Het rapport ligt op de gebruikelijke wijze ter
inzage.
Nieuwe bestuurlijke organisatie.
Voorgesteld wordt een stichting openbaar primair
onderwijs Delft/Rijswijk op te richten met een bestuur van zeven leden (zie
voor de ontwerpstatuten de bijlage bij het rapport). Twee leden op voordracht
van burgemeester en wethouders van Delft, één op voordracht van burgemeester en
wethouders van Rijswijk, drie op voordracht van de gezamenlijke oudergeledingen
van de twee gemeenschappelijke medezeggenschapsraden en één lid op voordracht
van het bestuur zelf. De wet primair onderwijs bepaalt dat alle leden worden
benoemd door de gemeenteraden van Delft en van Rijswijk. Hieromtrent ontvangt u
te zijner tijd een voorstel.
In het rapport wordt als
meest passende bestuursfilosofie uitgegaan van een besturen op hoofdlijnen in
combinatie met een gemandateerde algemeen directeur en integraal verantwoordelijke
schooldirecteuren. Dit in verband met ontwikkelingen op het
gebied van deregulering en
schaalvergroting, de schaal van de nieuwe organisatie en de als gevolg hiervan
noodzakelijke professionalisering van het besturen van scholen.

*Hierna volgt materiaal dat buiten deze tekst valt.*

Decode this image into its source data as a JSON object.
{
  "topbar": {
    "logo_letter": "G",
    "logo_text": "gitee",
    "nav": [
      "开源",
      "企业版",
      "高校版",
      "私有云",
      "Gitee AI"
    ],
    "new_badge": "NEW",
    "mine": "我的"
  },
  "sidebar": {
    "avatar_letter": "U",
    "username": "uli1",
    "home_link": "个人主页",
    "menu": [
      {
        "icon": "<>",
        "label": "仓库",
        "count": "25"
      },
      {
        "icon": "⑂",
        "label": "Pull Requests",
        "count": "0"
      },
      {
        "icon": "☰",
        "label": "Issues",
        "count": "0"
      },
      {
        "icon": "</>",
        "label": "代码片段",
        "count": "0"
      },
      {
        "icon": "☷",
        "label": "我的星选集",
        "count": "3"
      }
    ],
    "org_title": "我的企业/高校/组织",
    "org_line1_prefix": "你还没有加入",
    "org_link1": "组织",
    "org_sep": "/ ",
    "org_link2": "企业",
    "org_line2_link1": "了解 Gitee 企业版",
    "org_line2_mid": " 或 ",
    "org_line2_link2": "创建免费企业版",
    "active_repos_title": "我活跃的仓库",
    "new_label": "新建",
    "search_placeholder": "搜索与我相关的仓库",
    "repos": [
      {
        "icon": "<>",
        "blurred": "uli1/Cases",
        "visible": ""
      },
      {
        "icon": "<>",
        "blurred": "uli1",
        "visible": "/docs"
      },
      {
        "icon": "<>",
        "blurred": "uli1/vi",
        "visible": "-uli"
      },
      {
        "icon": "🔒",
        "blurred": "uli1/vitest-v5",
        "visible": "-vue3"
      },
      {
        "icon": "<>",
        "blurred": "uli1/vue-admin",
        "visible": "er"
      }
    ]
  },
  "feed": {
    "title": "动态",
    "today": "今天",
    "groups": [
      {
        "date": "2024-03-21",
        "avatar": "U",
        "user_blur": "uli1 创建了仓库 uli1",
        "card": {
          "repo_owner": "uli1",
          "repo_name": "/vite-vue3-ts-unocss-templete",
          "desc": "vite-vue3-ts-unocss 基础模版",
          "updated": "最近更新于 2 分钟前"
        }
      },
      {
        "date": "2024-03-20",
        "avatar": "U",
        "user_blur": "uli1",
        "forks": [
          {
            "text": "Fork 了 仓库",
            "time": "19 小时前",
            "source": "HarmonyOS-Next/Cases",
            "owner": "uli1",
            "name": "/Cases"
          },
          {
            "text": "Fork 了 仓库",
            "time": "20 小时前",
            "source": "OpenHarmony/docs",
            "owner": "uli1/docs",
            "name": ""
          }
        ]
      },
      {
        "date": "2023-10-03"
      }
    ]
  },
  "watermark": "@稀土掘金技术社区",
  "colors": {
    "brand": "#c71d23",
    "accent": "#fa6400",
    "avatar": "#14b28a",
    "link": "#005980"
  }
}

Voor de nieuwe organisatie is een kwalitatief goede
ondersteuning noodzakelijk. Hiervoor wordt een stafbureau ingericht waarin
ondersteunende functies op het gebied van personeel, organisatie, financiën,
huisvesting, onderhoud, secretarieel etc. worden ondergebracht. De algemeen
directeur geeft enerzijds leiding aan de schooldirecties; anderzijds aan de
medewerkers bestuurs- en managementondersteuning (BMO).
Teneinde de nieuwe
organisatie ook beleidsmatig goed te kunnen ondersteunen, is een zo efficiënt
mogelijke verwerking van de administratie (salaris, personeel, financieel)
nodig. Geadviseerd wordt het administratieve pakket uit te besteden aan een
daartoe gespecialiseerd bureau.
Gevolgen personeel gemeentelijke organisatie.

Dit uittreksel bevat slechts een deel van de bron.